Group of documents from Islamic Spain
The Cútar manuscripts (in Spanish, Los manuscritos de Cútar) refer to three documents from Islamic Spain that were discovered in 2003 in the village of Cútar in the province of Malaga. The documents, including a copy of the Quran and two other books, had lain hidden behind the wall of an old house for more than 500 years. Subsequent research revealed that the books had been left there by Muhammad Al-Ŷayyār, a jurist (alfaqui) and imam in the then-village of Aquta, around the year 1500.

Al-Ŷayyār had arrived in Cutar in 1490. After the Catholic reconquest of Spain, he was faced with the choice of conversion or exile. Choosing the latter, and in the hope of returning one day, he decided to secrete the books behind the wall. The books were never recovered by him. They were finally discovered by accident on June 28, 2003, when workers were renovating the house of its current owner Magdalena Santiago, who alerted the authorities.
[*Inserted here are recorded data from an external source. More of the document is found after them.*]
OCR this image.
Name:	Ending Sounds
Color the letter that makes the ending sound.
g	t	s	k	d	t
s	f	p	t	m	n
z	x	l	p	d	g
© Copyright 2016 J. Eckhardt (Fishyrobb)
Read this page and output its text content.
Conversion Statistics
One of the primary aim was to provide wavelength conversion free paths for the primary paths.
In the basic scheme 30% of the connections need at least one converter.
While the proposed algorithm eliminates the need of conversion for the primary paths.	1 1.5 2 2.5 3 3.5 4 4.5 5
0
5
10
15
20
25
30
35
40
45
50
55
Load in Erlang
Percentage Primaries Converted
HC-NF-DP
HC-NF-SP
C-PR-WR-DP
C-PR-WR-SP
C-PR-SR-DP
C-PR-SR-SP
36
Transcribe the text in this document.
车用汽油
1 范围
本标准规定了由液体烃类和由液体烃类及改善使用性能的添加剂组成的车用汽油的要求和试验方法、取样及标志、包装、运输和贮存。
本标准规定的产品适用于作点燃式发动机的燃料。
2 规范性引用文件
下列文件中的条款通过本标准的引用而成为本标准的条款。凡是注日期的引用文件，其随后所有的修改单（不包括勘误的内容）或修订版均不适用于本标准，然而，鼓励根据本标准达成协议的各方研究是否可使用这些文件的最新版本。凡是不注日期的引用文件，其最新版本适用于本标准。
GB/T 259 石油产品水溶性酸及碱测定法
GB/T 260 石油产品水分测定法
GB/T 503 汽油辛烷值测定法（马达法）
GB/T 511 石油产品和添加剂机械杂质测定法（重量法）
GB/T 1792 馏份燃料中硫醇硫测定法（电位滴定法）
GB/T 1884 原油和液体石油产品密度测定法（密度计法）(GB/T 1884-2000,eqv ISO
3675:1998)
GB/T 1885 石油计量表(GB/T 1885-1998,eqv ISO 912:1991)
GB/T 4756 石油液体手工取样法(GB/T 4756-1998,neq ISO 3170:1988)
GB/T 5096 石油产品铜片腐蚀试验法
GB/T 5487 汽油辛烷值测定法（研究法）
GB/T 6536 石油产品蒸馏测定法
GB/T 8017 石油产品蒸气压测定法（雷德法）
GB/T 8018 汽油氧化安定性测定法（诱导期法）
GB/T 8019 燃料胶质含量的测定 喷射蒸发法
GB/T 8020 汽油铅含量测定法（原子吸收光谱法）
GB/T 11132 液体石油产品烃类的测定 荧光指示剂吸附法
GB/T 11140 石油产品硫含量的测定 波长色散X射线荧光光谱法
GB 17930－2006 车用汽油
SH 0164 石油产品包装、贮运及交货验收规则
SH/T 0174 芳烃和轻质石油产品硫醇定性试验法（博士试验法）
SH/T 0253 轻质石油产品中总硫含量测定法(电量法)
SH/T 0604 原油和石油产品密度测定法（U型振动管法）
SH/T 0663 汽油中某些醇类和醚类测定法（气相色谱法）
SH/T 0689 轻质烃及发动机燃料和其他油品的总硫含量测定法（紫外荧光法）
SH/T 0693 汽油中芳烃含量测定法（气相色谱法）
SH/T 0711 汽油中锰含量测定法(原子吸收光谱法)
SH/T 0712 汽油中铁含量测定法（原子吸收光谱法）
The books were restored and are now kept at the Archivo Histórico Provincial de Málaga. The Quran, which is square in shape, has been dated back to the Almohad period, either the 12th or 13th century, making it one of the two oldest Qurans in Spain. The two other documents were written mainly by Al-Ŷayyār, and contain details of his work as alfaqui (jurist) of the village, and his accounts of contemporary events such as the fall of Granada in 1492 and the Malaga earthquake of 1494. Facsimiles of the books are also kept at the Monfi museum in Cutar.